Zero-Shot Novel View and Depth Synthesis with Multi-View Geometric Diffusion
This addresses the challenge of generating consistent 3D views from limited inputs for applications in computer vision and graphics, representing a novel method rather than an incremental improvement.
The paper tackles the problem of 3D scene reconstruction from sparse posed images by introducing MVGD, a diffusion-based architecture that directly generates images and depth maps from novel viewpoints, achieving state-of-the-art results in novel view synthesis and depth estimation benchmarks.

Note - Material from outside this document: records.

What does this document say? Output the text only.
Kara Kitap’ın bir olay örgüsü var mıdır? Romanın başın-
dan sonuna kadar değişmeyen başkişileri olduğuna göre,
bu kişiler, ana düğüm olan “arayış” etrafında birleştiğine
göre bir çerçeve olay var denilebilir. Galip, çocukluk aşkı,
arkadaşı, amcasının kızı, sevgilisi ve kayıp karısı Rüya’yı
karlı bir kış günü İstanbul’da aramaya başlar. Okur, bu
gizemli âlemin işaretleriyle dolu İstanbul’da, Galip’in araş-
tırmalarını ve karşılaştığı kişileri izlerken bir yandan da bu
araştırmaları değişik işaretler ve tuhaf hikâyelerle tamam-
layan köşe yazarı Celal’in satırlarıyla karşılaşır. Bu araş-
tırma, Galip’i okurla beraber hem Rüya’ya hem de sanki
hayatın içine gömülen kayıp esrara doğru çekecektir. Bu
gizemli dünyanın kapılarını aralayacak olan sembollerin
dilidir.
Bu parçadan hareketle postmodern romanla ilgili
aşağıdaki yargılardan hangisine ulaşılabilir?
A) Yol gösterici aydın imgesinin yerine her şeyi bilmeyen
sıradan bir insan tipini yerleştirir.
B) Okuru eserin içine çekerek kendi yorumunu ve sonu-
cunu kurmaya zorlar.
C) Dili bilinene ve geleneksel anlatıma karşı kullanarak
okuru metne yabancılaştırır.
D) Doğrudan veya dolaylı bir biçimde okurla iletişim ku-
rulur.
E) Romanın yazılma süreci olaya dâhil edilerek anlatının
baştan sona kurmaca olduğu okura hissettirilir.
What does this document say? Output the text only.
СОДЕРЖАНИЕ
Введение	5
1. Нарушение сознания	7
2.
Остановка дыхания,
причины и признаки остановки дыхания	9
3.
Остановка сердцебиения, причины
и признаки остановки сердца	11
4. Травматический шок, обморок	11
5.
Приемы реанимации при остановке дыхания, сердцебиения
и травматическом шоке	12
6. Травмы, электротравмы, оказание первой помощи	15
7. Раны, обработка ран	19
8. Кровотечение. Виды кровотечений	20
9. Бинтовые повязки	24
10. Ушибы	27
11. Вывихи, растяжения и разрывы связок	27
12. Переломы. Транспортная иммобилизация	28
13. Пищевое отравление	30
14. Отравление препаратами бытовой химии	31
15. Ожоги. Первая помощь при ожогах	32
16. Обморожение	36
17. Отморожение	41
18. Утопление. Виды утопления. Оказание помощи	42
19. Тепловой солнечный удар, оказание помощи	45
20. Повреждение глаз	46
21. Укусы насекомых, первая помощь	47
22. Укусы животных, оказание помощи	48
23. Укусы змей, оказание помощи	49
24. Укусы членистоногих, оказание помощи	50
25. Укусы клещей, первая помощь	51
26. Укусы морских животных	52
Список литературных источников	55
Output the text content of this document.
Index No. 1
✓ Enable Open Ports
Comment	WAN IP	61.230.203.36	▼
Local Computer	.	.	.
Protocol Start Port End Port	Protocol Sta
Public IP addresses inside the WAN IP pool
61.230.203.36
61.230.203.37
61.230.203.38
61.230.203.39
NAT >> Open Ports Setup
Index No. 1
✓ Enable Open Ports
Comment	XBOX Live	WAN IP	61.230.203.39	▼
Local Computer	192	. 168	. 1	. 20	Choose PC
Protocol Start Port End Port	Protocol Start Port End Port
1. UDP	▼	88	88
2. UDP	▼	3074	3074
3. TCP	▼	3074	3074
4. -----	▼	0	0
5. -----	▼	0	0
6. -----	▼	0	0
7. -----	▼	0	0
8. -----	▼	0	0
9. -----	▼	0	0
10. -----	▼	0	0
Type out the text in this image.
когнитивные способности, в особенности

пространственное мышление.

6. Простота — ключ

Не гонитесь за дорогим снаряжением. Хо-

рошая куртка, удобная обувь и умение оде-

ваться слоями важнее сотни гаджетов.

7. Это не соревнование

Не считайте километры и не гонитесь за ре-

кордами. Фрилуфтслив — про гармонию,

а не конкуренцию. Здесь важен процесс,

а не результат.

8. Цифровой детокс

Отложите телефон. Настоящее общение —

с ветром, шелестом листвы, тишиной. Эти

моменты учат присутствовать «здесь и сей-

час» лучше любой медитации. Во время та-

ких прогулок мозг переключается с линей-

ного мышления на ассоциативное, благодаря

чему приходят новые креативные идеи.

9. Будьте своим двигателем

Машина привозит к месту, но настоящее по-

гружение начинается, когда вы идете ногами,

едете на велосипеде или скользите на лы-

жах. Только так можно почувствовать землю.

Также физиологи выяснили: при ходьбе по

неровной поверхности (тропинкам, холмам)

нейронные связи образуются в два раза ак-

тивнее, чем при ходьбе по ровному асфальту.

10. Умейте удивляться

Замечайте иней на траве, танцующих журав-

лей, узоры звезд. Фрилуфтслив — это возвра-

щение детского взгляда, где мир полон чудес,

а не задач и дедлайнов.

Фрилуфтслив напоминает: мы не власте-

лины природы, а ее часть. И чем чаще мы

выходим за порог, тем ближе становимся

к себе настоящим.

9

Current methods for 3D scene reconstruction from sparse posed images employ intermediate 3D representations such as neural fields, voxel grids, or 3D Gaussians, to achieve multi-view consistent scene appearance and geometry. In this paper we introduce MVGD, a diffusion-based architecture capable of direct pixel-level generation of images and depth maps from novel viewpoints, given an arbitrary number of input views. Our method uses raymap conditioning to both augment visual features with spatial information from different viewpoints, as well as to guide the generation of images and depth maps from novel views. A key aspect of our approach is the multi-task generation of images and depth maps, using learnable task embeddings to guide the diffusion process towards specific modalities. We train this model on a collection of more than 60 million multi-view samples from publicly available datasets, and propose techniques to enable efficient and consistent learning in such diverse conditions. We also propose a novel strategy that enables the efficient training of larger models by incrementally fine-tuning smaller ones, with promising scaling behavior. Through extensive experiments, we report state-of-the-art results in multiple novel view synthesis benchmarks, as well as multi-view stereo and video depth estimation.